Canara Bank’s second quarter performance and outlook suggest a solid foundation for future growth, driven by improved asset quality and effective cost management, according to analyst. The bank reported a standalone profit after tax (PAT) of Rs 40 billion for the second quarter of FY25, marking an 11.3% year-on-year increase and surpassing expectations by 6%. This growth can be attributed to controlled operating expenses, which are expected to continue benefiting the bank’s bottom line, said a report by Motilal Oswal Financial Services.
The bank’s net interest income (NII) rose 4.6% year-on-year to Rs 93.2 billion, in line with expectations. Although the net interest margin (NIM) moderated slightly to 2.86%, the overall loan book grew impressively by 10.3% year-on-year to INR 9.8 trillion, indicating robust demand particularly in the retail segment. Management’s guidance of 11% credit growth for FY25 reflects confidence in sustaining this upward trajectory.

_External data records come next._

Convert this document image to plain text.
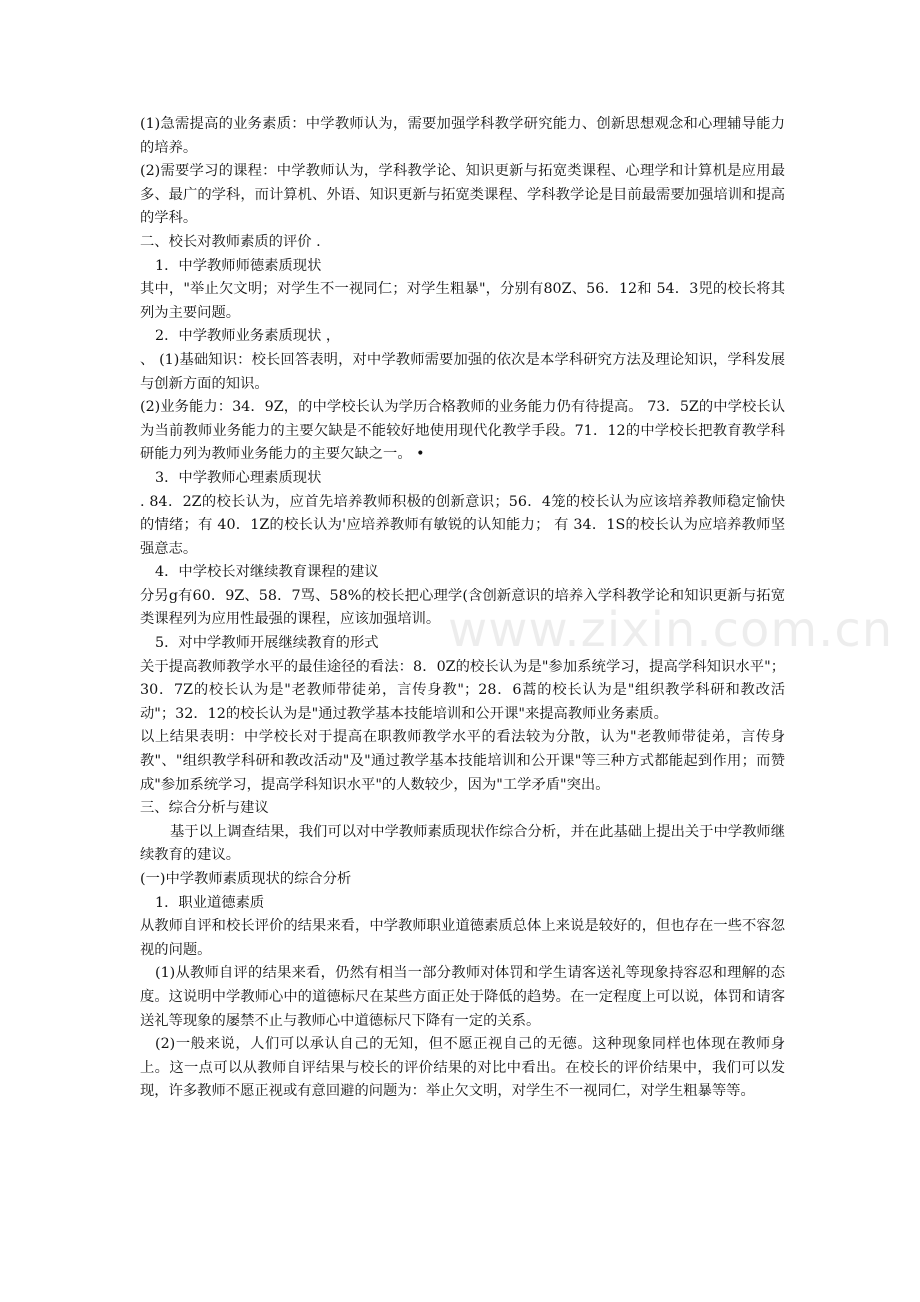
(1)急需提高的业务素质：中学教师认为，需要加强学科教学研究能力、创新思想观念和心理辅导能力的培养。

(2)需要学习的课程：中学教师认为，学科教学论、知识更新与拓宽类课程、心理学和计算机是应用最多、最广的学科，而计算机、外语、知识更新与拓宽类课程、学科教学论是目前最需要加强培训和提高的学科。

二、校长对教师素质的评价 .

1．中学教师师德素质现状

其中，"举止欠文明；对学生不一视同仁；对学生粗暴"，分别有80Z、56．12和 54．3兕的校长将其列为主要问题。

2．中学教师业务素质现状 ，

、 (1)基础知识：校长回答表明，对中学教师需要加强的依次是本学科研究方法及理论知识，学科发展与创新方面的知识。

(2)业务能力：34．9Z，的中学校长认为学历合格教师的业务能力仍有待提高。 73．5Z的中学校长认为当前教师业务能力的主要欠缺是不能较好地使用现代化教学手段。71．12的中学校长把教育教学科研能力列为教师业务能力的主要欠缺之一。 •

3．中学教师心理素质现状

. 84．2Z的校长认为，应首先培养教师积极的创新意识；56．4笼的校长认为应该培养教师稳定愉快的情绪；有 40．1Z的校长认为'应培养教师有敏锐的认知能力； 有 34．1S的校长认为应培养教师坚强意志。

4．中学校长对继续教育课程的建议

分另g有60．9Z、58．7骂、58%的校长把心理学(含创新意识的培养入学科教学论和知识更新与拓宽类课程列为应用性最强的课程，应该加强培训。

5．对中学教师开展继续教育的形式

关于提高教师教学水平的最佳途径的看法：8．0Z的校长认为是"参加系统学习，提高学科知识水平"；30．7Z的校长认为是"老教师带徒弟，言传身教"；28．6蒿的校长认为是"组织教学科研和教改活动"；32．12的校长认为是"通过教学基本技能培训和公开课"来提高教师业务素质。

以上结果表明：中学校长对于提高在职教师教学水平的看法较为分散，认为"老教师带徒弟，言传身教"、"组织教学科研和教改活动"及"通过教学基本技能培训和公开课"等三种方式都能起到作用；而赞成"参加系统学习，提高学科知识水平"的人数较少，因为"工学矛盾"突出。

三、综合分析与建议

基于以上调查结果，我们可以对中学教师素质现状作综合分析，并在此基础上提出关于中学教师继续教育的建议。

(一)中学教师素质现状的综合分析

1．职业道德素质

从教师自评和校长评价的结果来看，中学教师职业道德素质总体上来说是较好的，但也存在一些不容忽视的问题。

(1)从教师自评的结果来看，仍然有相当一部分教师对体罚和学生请客送礼等现象持容忍和理解的态度。这说明中学教师心中的道德标尺在某些方面正处于降低的趋势。在一定程度上可以说，体罚和请客送礼等现象的屡禁不止与教师心中道德标尺下降有一定的关系。

(2)一般来说，人们可以承认自己的无知，但不愿正视自己的无德。这种现象同样也体现在教师身上。这一点可以从教师自评结果与校长的评价结果的对比中看出。在校长的评价结果中，我们可以发现，许多教师不愿正视或有意回避的问题为：举止欠文明，对学生不一视同仁，对学生粗暴等等。

www.zixin.com.cn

Despite a modest deposit growth rate of 9.3% year-on-year, Canara Bank’s current account-savings account (CASA) ratio has improved to approximately 31.3%. This enhancement in deposit dynamics is crucial for maintaining liquidity and supporting further lending activities.
Canara Bank continues to enhance its asset quality, with gross non-performing assets (GNPA) and net non-performing assets (NNPA) ratios showing significant improvement. The GNPA ratio fell to 3.73%, while the NNPA ratio improved to 0.99%, supported by reduced slippages which decreased to Rs 23.4 billion in Q2 from Rs 33.4 billion in Q1. The bank’s provision coverage ratio (PCR) of 74.1% reflects a strong buffer against potential future losses.
Management focus
The bank Management has expressed confidence in achieving credit cost guidance of less than 1% for FY25, despite a slight increase in the Special Mention Accounts (SMA) book, which currently stands at 1.48%. The bank is actively managing its portfolio, particularly in the retail segment, which saw a 10.7% quarter-on-quarter growth in advances.
The introduction of new retail gold loan products has resonated well with customers, contributing to the growth of the gold loan book, which stands at INR 1.65 trillion. This strategic focus on the retail market, particularly in high-yield segments, positions Canara Bank to capture increased market share while mitigating risks associated with corporate lending.
Analysts from Motilal Oswal Financial Services maintain a ‘Buy’ rating on Canara Bank with a target price of INR 125, reflecting an estimated upside of 20%. The projection is based on a price-to-book value of 1.1 times the estimated adjusted book value for FY26. The overall sentiment surrounding Canara Bank remains positive, driven by its strong fundamentals, consistent earnings growth, and proactive management strategies.